Almost 1,300 inmates at the Oklahoma County jail were being unlawfully held. The public defender, Bob Ravitz, has reported to the presiding judge and county commissioners that it is three to a cell. While another dozen were being held four to a cell. The routine of crowding in so many has created a great amount of overcrowding to the jail cells. This confinement is unlawful and unconstitutional. Ravitz has asked the District Judge. Don Deason, to order the release of 200 inmates who are less of a risk to public safety.

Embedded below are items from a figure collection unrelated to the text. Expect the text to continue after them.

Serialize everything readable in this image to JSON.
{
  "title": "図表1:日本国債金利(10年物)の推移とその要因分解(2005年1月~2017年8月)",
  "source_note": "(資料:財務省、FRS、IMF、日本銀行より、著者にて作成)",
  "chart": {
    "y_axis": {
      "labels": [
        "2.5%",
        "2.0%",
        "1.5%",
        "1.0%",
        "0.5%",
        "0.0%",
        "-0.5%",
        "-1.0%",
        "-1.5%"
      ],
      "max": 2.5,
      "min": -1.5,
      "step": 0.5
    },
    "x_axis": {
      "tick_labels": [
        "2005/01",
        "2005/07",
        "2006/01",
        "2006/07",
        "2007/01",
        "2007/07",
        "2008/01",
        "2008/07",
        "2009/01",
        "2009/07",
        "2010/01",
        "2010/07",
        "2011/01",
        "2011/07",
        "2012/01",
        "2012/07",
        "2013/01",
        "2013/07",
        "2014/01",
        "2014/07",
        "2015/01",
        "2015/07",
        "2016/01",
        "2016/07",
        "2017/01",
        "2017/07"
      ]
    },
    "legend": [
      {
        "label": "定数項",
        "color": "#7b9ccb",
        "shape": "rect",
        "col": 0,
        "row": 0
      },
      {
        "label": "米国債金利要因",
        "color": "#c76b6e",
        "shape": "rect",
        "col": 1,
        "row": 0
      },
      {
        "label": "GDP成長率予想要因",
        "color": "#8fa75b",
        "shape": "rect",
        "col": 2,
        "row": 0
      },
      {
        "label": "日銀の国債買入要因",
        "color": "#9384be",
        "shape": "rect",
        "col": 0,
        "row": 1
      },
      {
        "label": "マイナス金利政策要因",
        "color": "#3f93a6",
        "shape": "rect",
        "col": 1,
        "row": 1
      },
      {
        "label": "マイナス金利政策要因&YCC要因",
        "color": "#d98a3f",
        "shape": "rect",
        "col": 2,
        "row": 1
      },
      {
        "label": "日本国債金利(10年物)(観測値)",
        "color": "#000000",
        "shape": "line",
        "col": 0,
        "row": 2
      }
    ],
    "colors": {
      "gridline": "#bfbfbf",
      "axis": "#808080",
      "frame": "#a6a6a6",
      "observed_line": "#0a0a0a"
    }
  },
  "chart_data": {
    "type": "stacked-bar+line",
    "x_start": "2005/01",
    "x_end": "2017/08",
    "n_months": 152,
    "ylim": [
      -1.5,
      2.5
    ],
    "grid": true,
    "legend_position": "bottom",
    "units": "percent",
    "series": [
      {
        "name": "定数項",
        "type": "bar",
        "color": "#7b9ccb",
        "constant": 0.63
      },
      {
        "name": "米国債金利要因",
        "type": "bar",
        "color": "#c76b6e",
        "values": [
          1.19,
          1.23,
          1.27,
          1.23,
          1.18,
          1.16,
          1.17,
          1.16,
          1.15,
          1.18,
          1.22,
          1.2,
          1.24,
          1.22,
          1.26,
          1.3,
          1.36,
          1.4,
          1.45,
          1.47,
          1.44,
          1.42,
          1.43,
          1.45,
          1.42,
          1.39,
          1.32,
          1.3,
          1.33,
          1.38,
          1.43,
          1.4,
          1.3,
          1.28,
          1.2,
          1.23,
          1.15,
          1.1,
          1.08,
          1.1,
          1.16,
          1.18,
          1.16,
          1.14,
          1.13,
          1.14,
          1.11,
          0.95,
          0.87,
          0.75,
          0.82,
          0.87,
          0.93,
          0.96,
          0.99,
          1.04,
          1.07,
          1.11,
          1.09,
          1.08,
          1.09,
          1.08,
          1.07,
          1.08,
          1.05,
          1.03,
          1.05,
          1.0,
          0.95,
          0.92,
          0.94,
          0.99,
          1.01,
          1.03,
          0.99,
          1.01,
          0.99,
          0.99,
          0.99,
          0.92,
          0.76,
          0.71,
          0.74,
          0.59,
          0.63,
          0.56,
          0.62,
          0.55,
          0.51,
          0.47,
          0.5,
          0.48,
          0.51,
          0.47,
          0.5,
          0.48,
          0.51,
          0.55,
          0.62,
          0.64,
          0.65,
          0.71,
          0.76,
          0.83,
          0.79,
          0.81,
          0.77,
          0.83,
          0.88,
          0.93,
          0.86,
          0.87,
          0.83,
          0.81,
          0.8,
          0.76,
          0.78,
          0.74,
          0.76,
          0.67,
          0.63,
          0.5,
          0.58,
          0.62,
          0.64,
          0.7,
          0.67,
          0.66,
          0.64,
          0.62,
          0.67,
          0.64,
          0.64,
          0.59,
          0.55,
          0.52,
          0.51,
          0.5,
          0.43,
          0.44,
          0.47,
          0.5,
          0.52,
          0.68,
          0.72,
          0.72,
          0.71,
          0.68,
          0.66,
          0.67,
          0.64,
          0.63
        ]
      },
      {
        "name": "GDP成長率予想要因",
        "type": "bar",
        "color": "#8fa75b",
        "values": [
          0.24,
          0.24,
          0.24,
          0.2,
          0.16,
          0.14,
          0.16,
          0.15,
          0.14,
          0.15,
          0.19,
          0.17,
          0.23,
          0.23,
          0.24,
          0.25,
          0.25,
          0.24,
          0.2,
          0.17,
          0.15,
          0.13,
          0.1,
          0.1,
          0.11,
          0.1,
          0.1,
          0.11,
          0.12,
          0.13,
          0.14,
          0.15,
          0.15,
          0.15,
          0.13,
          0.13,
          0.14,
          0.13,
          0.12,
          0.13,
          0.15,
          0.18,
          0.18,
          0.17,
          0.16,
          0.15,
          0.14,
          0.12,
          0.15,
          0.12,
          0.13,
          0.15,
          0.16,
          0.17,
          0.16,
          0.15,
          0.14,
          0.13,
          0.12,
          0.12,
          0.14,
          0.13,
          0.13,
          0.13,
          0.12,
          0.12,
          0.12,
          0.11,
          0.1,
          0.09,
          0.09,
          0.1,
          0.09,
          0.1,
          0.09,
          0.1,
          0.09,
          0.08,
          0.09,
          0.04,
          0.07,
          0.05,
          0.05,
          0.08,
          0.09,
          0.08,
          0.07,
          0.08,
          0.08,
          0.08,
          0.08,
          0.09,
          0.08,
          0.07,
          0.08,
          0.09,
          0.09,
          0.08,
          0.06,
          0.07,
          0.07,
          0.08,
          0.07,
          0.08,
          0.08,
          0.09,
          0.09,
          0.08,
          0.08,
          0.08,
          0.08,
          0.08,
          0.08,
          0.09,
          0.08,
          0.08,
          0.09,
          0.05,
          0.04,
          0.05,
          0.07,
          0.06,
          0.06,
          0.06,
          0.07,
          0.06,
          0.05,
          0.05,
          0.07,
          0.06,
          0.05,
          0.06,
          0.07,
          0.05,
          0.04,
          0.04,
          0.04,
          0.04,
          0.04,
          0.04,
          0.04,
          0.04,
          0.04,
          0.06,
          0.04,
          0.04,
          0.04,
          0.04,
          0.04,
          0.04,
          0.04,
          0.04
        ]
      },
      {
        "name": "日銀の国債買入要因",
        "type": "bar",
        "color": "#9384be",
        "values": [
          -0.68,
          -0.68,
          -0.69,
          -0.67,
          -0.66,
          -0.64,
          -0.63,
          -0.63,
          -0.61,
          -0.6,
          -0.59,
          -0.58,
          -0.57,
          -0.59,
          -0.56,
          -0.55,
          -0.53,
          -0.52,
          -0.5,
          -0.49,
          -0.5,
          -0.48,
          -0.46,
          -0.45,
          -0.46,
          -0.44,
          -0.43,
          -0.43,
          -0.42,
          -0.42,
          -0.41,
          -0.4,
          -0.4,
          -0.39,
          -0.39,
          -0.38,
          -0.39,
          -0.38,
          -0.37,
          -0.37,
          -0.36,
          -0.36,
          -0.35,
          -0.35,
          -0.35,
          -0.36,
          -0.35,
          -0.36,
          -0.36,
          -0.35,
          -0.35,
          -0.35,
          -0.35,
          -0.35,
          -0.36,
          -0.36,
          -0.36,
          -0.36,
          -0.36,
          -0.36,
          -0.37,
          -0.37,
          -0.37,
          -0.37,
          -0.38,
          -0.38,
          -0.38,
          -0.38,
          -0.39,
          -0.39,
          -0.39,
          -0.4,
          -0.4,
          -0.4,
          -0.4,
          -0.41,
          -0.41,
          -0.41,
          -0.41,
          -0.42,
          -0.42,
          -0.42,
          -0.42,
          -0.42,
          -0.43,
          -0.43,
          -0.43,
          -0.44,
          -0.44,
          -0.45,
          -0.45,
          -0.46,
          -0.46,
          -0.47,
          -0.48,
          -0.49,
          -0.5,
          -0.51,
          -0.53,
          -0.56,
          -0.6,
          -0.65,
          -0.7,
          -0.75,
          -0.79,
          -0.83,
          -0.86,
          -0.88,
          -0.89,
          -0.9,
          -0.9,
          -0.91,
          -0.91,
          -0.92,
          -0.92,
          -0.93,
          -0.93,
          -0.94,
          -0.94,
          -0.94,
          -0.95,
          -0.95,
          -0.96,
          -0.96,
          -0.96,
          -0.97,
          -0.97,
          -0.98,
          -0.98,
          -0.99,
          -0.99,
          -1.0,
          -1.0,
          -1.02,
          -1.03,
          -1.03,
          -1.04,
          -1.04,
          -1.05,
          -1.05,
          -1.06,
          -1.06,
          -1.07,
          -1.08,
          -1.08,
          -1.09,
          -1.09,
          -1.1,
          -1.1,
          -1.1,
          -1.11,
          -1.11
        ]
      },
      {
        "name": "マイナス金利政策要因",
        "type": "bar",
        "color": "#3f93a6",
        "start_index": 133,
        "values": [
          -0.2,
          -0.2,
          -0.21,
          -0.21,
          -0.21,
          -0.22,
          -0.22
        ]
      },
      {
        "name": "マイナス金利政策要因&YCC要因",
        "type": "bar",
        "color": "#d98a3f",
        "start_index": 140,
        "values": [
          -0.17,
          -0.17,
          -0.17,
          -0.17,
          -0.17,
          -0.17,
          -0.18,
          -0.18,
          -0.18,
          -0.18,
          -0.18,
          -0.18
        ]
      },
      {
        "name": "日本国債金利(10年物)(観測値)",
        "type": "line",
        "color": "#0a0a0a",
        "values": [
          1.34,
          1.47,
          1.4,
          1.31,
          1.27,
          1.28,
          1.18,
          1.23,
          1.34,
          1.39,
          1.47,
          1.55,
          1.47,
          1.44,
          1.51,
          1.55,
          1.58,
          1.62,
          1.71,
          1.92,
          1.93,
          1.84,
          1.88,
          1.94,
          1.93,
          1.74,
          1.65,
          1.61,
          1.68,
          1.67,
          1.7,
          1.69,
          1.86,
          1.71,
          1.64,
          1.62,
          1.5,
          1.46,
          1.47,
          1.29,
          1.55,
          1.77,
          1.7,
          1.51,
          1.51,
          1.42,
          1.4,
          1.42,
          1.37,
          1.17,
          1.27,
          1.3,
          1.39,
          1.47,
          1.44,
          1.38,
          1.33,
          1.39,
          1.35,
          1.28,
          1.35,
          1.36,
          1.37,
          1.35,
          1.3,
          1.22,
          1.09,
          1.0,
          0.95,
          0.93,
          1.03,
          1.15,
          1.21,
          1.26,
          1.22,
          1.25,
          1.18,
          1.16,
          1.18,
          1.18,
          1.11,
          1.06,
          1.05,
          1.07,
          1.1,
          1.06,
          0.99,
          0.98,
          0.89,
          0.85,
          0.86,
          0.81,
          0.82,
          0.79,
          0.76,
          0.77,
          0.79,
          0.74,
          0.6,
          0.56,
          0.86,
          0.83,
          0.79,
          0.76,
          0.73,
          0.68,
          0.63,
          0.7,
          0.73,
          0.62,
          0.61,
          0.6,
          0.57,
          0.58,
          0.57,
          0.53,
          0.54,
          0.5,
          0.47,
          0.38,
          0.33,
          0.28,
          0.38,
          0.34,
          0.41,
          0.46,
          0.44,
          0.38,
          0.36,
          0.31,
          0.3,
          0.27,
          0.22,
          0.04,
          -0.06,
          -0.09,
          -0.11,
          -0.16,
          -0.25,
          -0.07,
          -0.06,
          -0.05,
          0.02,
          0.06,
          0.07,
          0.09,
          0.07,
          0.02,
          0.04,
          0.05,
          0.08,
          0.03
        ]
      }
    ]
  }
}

Ravitz is very adamant about trying to help the situation but seems that he is getting nowhere. He believes that most of the inmates are people who are on probation violations where no new charges exist, sanctions, and low-level crimes. The judge did not immediately act on the request. He said Friday he may schedule a hearing, with the sheriff present. Deason is trying to find alternatives methods to the issue. In the official notice of unlawful conditions, Ravitz reported the jail had 2,446 inmates Wednesday, May 25. He reported a review of jail rolls Tuesday and identified 430 cells holding three inmates — a total of 1,290 inmates. There is also a disregard for their health and safety in these kinds of conditions and situations.
Sheriff John Whetsel, who oversees the jail, and said Friday, May 27, that the public defender’s notice is incorrect on the number of triple-celled inmates. There actually happened to be 250 cells that normally have two inmates. And in those 250 cells, they added a third inmate. While addressing that Ravitz was wrong in his count, Whetsel said that he does support what Ravitz is trying to do to lower the jail population. He said that it is a good thing that Ravitz is trying to get the courts to address the issues that he is seeking addressing. Also, Whetsel wanted to make sure that things looked friendly, not adversial because of the fact that he isn’t trying to be the enemy in the process, just addressing some of the problems with trying to lower the population.
When there was a jail inspection done the issue of three inmates to a cell arose most recently because of a state Health Department inspection of the jail in January. In March, health officials said the facility was in violation of Oklahoma jail standards because there were cells at the time of the inspection that were overcapacity. To help ease overcrowding, county commissioners voted May 2 to no longer hold 196 extra inmates sent from the state’s prisons.
District Attorney, David Prater, encouraged the commissioners to cancel the contract with the Corrections Department. The district attorney pointed out that the U.S. Justice Department still could take civil action against the county unless efforts are made in good faith to address problems. Proposals to build a new Oklahoma County jail have not received much support over the years. Currently, a task force of residents and officials is looking at the entire county justice system in an effort to identify ways to reduce overcrowding.